31, Science.—Add. des éd. ant.: mesme.

64,

6, Primsautier.—Qui fait ses plus grands efforts du premier coup, de prime saut; du latin a primo saltu. V. N. I, 620: [Prim-saut].

9, Dissipe.—L’exemplaire de Bordeaux porte ajouté, puis rayé: mon esprit pressé se iette au rouet.

18, Intelligence.—Les éd. ant. port.: ne se satisfaict pas d’vne intelligence moyenne, au lieu de: «ne sçait... intelligence».—Montaigne veut dire qu’il n’avait qu’une médiocre connaissance de la langue grecque, ce qu’il a déjà indiqué au ch. XXV du liv. I et au ch. IV du liv. II, ce qui ne l’empêche pas d’en citer assez souvent des passages.

19, Decameron.—Ouvrage capital de Boccace, publié en 1352 et qui l’a placé à la tête des prosateurs italiens et a immortalisé son nom.

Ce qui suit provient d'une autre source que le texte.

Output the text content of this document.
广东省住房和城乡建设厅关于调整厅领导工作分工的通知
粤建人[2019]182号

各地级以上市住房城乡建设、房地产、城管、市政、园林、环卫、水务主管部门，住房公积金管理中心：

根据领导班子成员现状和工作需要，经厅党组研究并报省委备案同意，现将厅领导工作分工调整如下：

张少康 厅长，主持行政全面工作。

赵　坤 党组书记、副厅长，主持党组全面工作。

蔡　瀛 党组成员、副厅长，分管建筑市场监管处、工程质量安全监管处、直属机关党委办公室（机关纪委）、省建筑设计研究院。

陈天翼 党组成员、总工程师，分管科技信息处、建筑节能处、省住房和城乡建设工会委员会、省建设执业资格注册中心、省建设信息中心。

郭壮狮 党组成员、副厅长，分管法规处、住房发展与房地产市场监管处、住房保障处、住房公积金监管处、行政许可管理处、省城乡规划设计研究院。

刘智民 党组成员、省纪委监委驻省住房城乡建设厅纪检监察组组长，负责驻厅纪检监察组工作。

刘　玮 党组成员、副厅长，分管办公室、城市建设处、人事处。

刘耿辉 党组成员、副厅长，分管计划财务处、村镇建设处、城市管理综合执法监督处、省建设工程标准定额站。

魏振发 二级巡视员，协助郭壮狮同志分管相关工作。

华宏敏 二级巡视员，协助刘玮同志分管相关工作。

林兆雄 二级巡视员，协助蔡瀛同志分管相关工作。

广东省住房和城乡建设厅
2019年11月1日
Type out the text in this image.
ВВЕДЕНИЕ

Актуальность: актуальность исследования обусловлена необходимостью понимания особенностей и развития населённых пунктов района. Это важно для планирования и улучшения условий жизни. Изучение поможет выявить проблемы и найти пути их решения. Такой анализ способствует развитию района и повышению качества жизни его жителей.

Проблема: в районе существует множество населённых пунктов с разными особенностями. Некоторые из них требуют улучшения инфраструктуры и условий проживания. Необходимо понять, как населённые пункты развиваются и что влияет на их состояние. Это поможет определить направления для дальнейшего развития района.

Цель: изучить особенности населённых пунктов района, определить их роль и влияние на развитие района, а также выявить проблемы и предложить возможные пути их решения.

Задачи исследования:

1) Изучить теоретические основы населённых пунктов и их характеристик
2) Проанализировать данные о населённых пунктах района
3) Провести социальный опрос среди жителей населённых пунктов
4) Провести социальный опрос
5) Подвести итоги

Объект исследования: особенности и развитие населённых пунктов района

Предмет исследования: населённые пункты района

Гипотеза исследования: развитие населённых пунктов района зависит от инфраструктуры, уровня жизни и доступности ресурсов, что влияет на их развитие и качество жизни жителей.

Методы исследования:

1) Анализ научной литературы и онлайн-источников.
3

C’est un recueil de cent nouvelles pleines de gaîté, où la décence n’est pas toujours respectée, mais dont le style original n’a été égalé par aucun des écrivains contemporains de l’auteur.

19, Rabelays.—Auteur de l’histoire de Gargantua et Pantagruel, roman satirique publié de 1533 à 1534 (en partie après la mort de l’auteur), rempli de folies, d’extravagances, de quolibets, de mots barbares et forgés à plaisir, de passages inintelligibles, et, en même temps, plein d’originalité, de bon sens et même d’érudition; c’est un ouvrage où le fond et la forme sont tout imagination, mais qui, dans certains détails, offre d’utiles leçons, des allusions piquantes et de sévères censures; les moines et le clergé y sont surtout fort maltraités.—Rabelais, disait Boileau, veut toujours être plaisant et l’est toujours.—Nul, disait J.-J. Rousseau, n’a mieux connu les richesses et l’énergie de la langue française et n’en a su si bien tirer parti.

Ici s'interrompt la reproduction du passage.